As usual, this isn’t a festive selection, it’s just being proffered in the Yuletide season. And there aren’t fifteen tracks. How could I leave out a new release by Ian Brown, even though I only heard it for the first time an hour before I started writing this, when I thought my list was complete? Little Mix are included as a bonus track for my bonkers nieces (and because I quite like it, to be honest).
The Markontour Festive Fifteen 2018
- Israel Nash – Sweet Springs: My song of the year. Uplifting country from the vantage point of an “evening chair”. “Who needs my love? / I know who I was thinking of”. And a great Rough Trade gig in Brooklyn that re-energised me.
- Janael Monae – Make Me Feel: I didn’t know I liked this, but I do. Like Blurred Lines without the sexism. Power pop.
- Rolling Blackouts Coastal Fever – Talking Straight: Band name issues are overcome by infectious tunes that instantly become ear-worms.
- Mattiel – Bye Bye: just bounce along. No messing rock’n’roll. Matiel poses standing insouciantly on a horse. My mate Alex could do a headstand on one. Just saying.
- First Aid Kit – Hem of Her Dress: Swedish sibling purveyors of amazing folk harmony. This song has a great swing, like the argument it documents, all told with passion and beautiful voices.
- Easy Life – Nightmares: bad dreams are not nice, especially if no-one cares about your woes. “But it’s nothing you should worry yourself about”
- Seamus Fogarty – Carlow Town: Lovely bloke who missed the last bus home “for want of another drink”, found a place to kip and woke up surrounded by middle aged women saying prayers.
- Insecure Men – I Don’t Wanna Dance With My Baby: Documenting the pressure of having to dance with your cherised other-half in front of all your friends, a fear many of us can empathise with!
- Boa Kusasa – Ula: I love the simple, repetitive, addictive rhythm of the lyric, without having a clue what it is all about.
- Black Sedan – Love on Love: Sampling part of Charlie Chaplin’s speech from ‘The Great Dictator’, this is clever.
- Half Man Half Biscuit – Man of Constant Sorrow (With a Garage in Constant Use): “I don’t think I’ve encountered a man so irate / You’re a better man than I if you get past his gate”. Top form.
- Courtney Marie Andrews – May Your Kindness Remain: A gorgeous voice and wonderful sentiments.
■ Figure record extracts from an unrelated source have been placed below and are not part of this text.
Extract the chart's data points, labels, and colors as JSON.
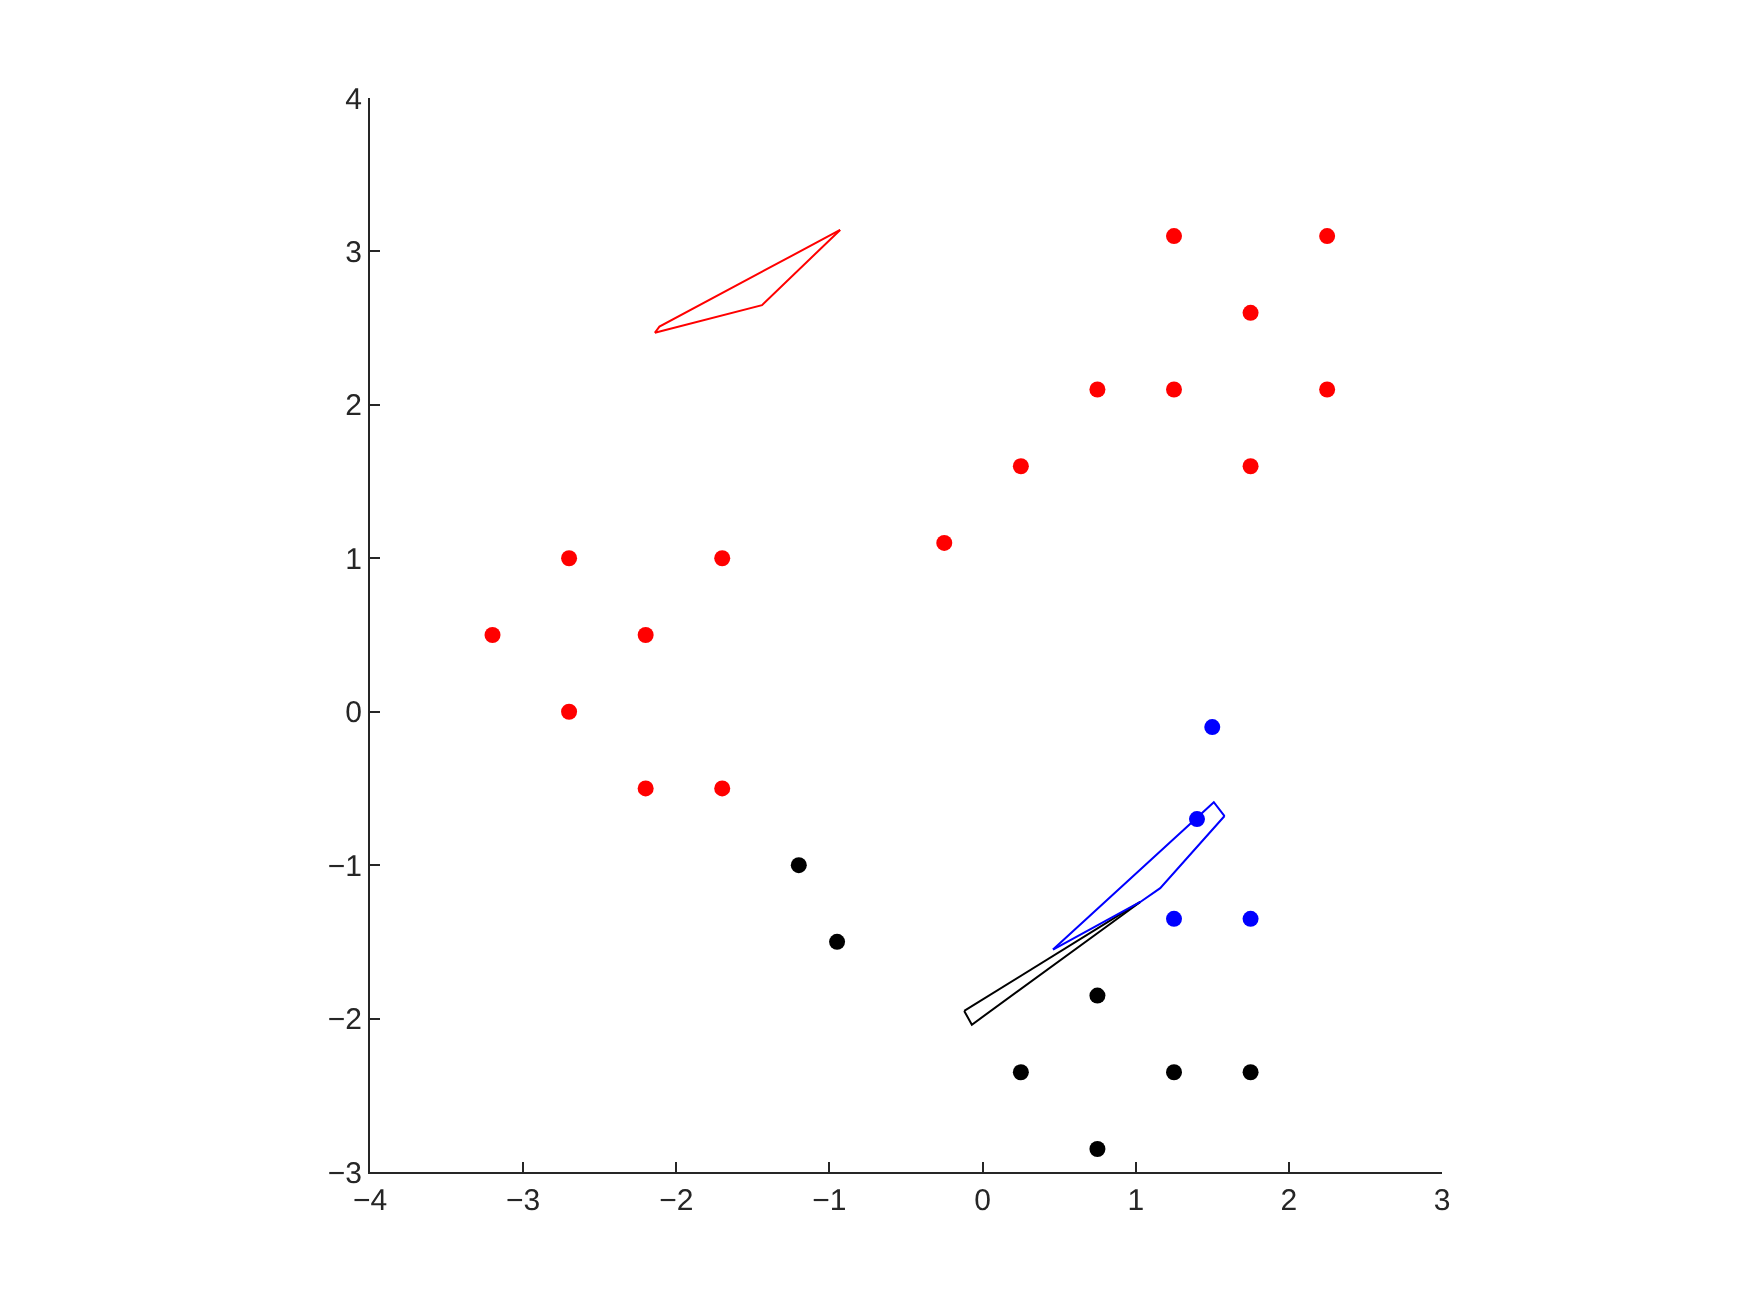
{
  "chart_data": {
    "type": "scatter",
    "marker": "circle",
    "grid": false,
    "xlim": [
      -4,
      3
    ],
    "ylim": [
      -3,
      4
    ],
    "xticks": [
      -4,
      -3,
      -2,
      -1,
      0,
      1,
      2,
      3
    ],
    "yticks": [
      -3,
      -2,
      -1,
      0,
      1,
      2,
      3,
      4
    ],
    "series": [
      {
        "color": "#ff0000",
        "x": [
          -3.2,
          -2.7,
          -2.7,
          -2.2,
          -2.2,
          -1.7,
          -1.7,
          -0.25,
          0.25,
          0.75,
          1.25,
          1.25,
          1.75,
          1.75,
          2.25,
          2.25
        ],
        "values": [
          0.5,
          1,
          0,
          0.5,
          -0.5,
          1,
          -0.5,
          1.1,
          1.6,
          2.1,
          3.1,
          2.1,
          2.6,
          1.6,
          3.1,
          2.1
        ]
      },
      {
        "color": "#000000",
        "x": [
          -1.2,
          -0.95,
          0.75,
          0.25,
          1.25,
          1.75,
          0.75
        ],
        "values": [
          -1,
          -1.5,
          -1.85,
          -2.35,
          -2.35,
          -2.35,
          -2.85
        ]
      },
      {
        "color": "#0000ff",
        "x": [
          1.5,
          1.4,
          1.25,
          1.75
        ],
        "values": [
          -0.1,
          -0.7,
          -1.35,
          -1.35
        ]
      },
      {
        "type": "line",
        "marker": "none",
        "color": "#ff0000",
        "x": [
          -2.14,
          -2.11,
          -0.93
        ],
        "values": [
          2.47,
          2.51,
          3.14
        ]
      },
      {
        "type": "line",
        "marker": "none",
        "color": "#ff0000",
        "x": [
          -2.14,
          -1.44,
          -0.93
        ],
        "values": [
          2.47,
          2.65,
          3.14
        ]
      },
      {
        "type": "line",
        "marker": "none",
        "color": "#000000",
        "x": [
          -0.12,
          1.03
        ],
        "values": [
          -1.95,
          -1.24
        ]
      },
      {
        "type": "line",
        "marker": "none",
        "color": "#000000",
        "x": [
          -0.12,
          -0.07,
          1.03
        ],
        "values": [
          -1.95,
          -2.04,
          -1.24
        ]
      },
      {
        "type": "line",
        "marker": "none",
        "color": "#0000ff",
        "x": [
          0.46,
          1.51,
          1.58
        ],
        "values": [
          -1.55,
          -0.59,
          -0.68
        ]
      },
      {
        "type": "line",
        "marker": "none",
        "color": "#0000ff",
        "x": [
          0.46,
          1.03,
          1.16,
          1.58
        ],
        "values": [
          -1.55,
          -1.24,
          -1.15,
          -0.68
        ]
      }
    ]
  }
}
We loved her at Green Man.
- Belly – Suffer the Fools: I have loved this indie supergroup since they warned “Take your hat off boy / When you’re talkin’ to me” in the early nineties. Now back in force.
- Father John Misty – Mr Tillman: Cataloguing his alter-ego’s descent into fame-driven madness, this is a brilliant observational song that gets better the more you listen to it.
- Eugene Capper – Kinglsand Road: Can’t find a place to live in Dalston? You should have looked in Walthamstow, mate. Part of the Welsh diaspora in London and holding the flag high. Melancholy beauty – he can’t remember his 18th birthday, poor lad.
16. Ian Brown – First World Problems: I remember thinking ‘Second Coming’ was a classic on first listen, so desirous was I of a great new album from the Stone Roses, so I am going to refrain for heaping too much praise on Brown’s first solo release in seven years. But I have listened to it three times in the last hour..
17. Little Mix ft. Nicki Minaj – Woman Like Me: What can I say? Catchy.